Perchè poche aziende richiedono i prestiti agevolati da 25 mila euro

Perchè poche aziende richiedono i prestiti agevolati da 25 mila euro

Per andare incontro alle tante aziende in difficoltà a causa del lockdown COVID-19, il Governo ha emanato un decreto imprese nel quale, tra i vari provvedimenti prevede la concessione di un prestito, destinato a piccole e medie imprese o a persone fisiche che esercitano attività imprenditoriale, coperto dal Fondo Garanzia al 100 per cento, grazie al quale non è necessaria istruttoria per la sua richiesta, ma una semplice autocertificazione.

Tale prestito, a condizioni agevolate, deve avere un importo non superiore al 25 per cento dei ricavi risultanti dal bilancio 2019, e non può superare i 25.000 euro; una durata fino a 6 anni, e deve prevedere l’inizio del rimborso esclusivamente trascorsi 24 mesi dalla concessione.
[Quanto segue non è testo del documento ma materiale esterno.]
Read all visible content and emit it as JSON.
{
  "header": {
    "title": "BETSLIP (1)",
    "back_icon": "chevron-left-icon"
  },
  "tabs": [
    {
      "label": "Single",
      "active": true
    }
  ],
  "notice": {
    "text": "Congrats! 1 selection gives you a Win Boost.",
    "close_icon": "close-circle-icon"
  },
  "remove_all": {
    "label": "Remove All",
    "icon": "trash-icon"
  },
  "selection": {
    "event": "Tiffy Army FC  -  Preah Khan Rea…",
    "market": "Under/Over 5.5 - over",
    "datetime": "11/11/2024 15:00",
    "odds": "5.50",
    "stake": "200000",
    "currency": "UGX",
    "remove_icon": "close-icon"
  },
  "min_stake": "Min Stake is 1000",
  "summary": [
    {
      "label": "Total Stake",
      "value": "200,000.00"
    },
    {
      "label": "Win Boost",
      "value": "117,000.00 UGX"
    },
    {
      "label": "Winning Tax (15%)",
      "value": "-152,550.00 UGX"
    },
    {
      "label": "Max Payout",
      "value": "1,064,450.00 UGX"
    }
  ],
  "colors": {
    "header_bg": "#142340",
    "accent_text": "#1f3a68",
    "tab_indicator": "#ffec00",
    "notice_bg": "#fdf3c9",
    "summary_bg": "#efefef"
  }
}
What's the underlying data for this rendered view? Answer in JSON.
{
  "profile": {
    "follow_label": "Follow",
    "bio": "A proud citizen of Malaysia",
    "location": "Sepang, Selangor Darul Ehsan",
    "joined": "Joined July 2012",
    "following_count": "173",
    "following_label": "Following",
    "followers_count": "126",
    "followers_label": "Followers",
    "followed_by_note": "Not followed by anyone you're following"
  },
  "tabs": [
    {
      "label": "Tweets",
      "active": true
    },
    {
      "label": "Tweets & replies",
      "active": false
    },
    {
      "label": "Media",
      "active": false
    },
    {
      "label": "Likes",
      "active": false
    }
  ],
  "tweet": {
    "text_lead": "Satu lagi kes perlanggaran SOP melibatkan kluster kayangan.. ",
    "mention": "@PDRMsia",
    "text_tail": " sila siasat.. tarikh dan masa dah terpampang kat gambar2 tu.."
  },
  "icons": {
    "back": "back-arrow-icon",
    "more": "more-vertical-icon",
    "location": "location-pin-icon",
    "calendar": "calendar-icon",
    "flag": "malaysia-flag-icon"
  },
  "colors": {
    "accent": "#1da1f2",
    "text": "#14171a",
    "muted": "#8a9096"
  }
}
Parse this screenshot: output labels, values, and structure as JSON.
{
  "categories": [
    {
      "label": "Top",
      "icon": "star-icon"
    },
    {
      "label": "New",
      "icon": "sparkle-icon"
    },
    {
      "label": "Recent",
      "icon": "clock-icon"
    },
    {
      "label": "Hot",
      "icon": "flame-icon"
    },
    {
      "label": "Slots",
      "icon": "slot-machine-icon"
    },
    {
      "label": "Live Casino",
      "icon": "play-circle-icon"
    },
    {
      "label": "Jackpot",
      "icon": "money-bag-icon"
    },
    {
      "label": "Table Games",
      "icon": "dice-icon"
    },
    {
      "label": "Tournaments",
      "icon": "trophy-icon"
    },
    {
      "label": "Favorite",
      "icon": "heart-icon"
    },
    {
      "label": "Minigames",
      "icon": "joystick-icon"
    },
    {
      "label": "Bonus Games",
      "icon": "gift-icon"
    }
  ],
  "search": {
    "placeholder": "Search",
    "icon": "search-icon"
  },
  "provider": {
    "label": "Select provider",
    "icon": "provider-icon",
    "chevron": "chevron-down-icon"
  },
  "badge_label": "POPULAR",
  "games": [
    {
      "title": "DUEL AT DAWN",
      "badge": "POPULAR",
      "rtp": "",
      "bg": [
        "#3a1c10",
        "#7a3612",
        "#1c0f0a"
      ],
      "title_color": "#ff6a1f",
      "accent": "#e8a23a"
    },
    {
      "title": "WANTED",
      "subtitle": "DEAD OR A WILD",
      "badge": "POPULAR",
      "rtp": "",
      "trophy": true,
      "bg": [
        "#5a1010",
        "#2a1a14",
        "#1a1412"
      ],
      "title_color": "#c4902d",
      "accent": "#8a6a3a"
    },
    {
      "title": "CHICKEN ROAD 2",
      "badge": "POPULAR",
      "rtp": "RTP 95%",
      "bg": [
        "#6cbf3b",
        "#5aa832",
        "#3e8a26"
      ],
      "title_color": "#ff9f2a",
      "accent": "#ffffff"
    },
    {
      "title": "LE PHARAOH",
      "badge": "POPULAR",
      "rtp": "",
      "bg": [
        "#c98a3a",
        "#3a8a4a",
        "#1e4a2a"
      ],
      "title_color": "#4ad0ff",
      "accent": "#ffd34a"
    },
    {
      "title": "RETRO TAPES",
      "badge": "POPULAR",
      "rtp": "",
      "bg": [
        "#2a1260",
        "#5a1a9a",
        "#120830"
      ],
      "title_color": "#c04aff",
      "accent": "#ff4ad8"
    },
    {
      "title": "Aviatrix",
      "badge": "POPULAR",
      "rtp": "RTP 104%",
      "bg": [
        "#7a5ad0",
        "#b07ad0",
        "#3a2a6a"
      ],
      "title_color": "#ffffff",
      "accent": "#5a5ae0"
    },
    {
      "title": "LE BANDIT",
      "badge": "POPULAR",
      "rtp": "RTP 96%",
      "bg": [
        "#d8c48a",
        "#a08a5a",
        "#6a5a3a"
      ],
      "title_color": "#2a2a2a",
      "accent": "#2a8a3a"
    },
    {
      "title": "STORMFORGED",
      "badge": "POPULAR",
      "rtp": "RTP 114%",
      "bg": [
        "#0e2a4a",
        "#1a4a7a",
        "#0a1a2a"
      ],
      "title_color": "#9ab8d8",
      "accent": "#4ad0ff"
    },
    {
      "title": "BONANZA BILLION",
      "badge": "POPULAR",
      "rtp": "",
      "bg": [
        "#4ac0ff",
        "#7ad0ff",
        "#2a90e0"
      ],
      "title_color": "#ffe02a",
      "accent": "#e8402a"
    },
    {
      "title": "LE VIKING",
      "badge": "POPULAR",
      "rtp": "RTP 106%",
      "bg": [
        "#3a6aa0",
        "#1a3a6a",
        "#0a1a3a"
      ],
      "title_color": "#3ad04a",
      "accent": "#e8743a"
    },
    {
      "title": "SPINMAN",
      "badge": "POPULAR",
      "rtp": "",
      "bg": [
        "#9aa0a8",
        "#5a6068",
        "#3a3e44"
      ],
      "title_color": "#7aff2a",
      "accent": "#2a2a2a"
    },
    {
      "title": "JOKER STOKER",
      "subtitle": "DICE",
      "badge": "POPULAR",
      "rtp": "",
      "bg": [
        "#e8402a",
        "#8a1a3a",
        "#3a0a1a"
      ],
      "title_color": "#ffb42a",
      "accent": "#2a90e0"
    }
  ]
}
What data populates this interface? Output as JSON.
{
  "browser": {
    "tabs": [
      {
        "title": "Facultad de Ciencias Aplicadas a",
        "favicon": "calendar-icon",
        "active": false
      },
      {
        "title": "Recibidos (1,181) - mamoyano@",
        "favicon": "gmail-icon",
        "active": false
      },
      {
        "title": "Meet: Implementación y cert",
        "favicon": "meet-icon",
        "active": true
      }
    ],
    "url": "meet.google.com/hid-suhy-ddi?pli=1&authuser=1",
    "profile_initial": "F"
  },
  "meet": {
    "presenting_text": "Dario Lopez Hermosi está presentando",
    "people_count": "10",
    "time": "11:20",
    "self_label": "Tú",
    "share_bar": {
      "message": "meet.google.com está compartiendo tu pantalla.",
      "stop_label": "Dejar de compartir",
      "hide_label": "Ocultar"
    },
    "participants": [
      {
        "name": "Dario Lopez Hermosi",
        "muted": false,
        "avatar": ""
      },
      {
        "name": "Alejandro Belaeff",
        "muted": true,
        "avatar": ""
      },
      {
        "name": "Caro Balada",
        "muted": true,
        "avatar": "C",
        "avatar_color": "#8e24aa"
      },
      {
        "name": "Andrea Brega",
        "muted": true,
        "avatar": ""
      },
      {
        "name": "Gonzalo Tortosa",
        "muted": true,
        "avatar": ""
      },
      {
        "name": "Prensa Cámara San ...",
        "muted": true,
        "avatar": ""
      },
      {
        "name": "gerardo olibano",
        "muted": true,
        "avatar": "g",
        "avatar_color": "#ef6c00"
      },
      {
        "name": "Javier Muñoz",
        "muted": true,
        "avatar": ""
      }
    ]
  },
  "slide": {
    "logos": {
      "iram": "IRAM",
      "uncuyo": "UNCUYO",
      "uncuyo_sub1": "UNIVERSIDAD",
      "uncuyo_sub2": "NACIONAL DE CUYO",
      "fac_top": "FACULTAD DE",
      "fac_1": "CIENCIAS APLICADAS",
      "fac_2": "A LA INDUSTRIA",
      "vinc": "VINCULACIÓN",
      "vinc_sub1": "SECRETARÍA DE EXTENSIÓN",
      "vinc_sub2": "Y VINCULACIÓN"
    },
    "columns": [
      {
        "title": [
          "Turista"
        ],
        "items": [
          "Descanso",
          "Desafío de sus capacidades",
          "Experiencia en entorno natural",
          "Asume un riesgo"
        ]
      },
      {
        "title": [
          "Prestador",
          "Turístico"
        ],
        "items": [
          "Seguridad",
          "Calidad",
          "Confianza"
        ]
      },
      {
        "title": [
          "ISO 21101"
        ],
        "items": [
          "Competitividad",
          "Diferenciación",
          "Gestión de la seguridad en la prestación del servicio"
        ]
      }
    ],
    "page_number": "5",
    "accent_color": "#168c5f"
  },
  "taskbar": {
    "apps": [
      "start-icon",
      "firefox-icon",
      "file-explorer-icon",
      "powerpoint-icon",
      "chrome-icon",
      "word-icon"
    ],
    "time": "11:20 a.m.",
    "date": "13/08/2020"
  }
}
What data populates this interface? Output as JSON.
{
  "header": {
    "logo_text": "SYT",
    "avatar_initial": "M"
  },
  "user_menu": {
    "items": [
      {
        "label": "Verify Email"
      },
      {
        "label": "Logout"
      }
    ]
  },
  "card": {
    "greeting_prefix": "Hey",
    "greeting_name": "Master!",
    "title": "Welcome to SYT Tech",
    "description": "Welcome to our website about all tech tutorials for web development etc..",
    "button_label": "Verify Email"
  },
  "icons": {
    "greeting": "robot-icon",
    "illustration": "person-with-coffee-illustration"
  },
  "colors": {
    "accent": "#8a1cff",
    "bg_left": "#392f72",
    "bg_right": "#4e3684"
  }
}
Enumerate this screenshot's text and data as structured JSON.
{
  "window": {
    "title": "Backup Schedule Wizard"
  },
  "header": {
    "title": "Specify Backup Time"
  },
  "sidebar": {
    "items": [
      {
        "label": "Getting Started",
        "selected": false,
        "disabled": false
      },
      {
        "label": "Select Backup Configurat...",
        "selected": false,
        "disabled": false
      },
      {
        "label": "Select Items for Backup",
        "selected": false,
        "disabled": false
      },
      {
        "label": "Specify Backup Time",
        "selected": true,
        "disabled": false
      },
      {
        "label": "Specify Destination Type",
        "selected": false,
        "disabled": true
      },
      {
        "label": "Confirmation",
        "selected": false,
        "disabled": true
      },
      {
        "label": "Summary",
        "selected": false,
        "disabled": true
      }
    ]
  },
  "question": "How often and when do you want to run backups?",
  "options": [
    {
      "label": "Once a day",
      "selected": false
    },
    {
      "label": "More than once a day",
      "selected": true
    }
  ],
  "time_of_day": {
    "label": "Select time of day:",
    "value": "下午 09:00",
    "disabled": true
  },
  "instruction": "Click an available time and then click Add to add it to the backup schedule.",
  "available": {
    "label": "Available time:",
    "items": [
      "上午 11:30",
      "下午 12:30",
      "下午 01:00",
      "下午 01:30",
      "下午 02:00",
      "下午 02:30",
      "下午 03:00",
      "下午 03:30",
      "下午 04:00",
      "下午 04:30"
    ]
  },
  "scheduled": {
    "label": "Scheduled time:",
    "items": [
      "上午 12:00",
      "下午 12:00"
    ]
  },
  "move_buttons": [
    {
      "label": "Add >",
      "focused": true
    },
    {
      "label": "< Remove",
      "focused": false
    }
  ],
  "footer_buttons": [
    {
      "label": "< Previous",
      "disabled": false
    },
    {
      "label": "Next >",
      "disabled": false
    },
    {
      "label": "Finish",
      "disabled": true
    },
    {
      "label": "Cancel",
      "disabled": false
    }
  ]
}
Tuttavia ad oggi è solo l’1 per cento delle imprese ad averne fatto richiesta, e questo è dovuto a due fattori principali:

  • Alcune banche impongono ostacoli non previsti dalla normativa; la maggior parte delle aziende si trova già in una condizione di sovraindebitamento, e non possono permettersi di aumentare la loro esposizione bancaria. Diverse banche infatti hanno inserito, in aggiunta al modulo di richiesta previsto dal Fondo di Garanzia, altri loro moduli con clausole e condizioni assolutamente non previste dalla normativa, che vanno ad ostacolare ed allungare la procedura.
  • In questo modo inoltre, ovvero dando informazioni scorrette, le banche impediscono ai facenti richiesta di usufruire delle agevolazioni a cui hanno diritto, essendo per altro in serie difficoltà, spingendoli ad effettuare delle scelte che sarebbero state diverse qualora avessero avuto le informazioni esatte. Comportamenti scorrenti dunque, che si sta provvedendo a segnalare all’Antitrust.

Al fine di accelerare il più possibile i tempi di erogazione del prestito, l’Associazione Bancaria Italiana ha redatto un Testo unificato semplificato di tutte le regole emanate con il decreto legge dell’8 Aprile, per la corretta applicazione dello stesso. Mentre per evitare l’eccessivo indebitamento delle piccole imprese, secondo la CGIA (Confederazione Generale Italiana degli Artigiani), l’Italia dovrebbe sostenere queste aziende con contributi a fondo perduto al posto dei prestiti, seguendo l’esempio della Germania che ha erogato alle ditte con meno di 15 dipendenti, fino a 15.000 euro appunto, a fondo perduto.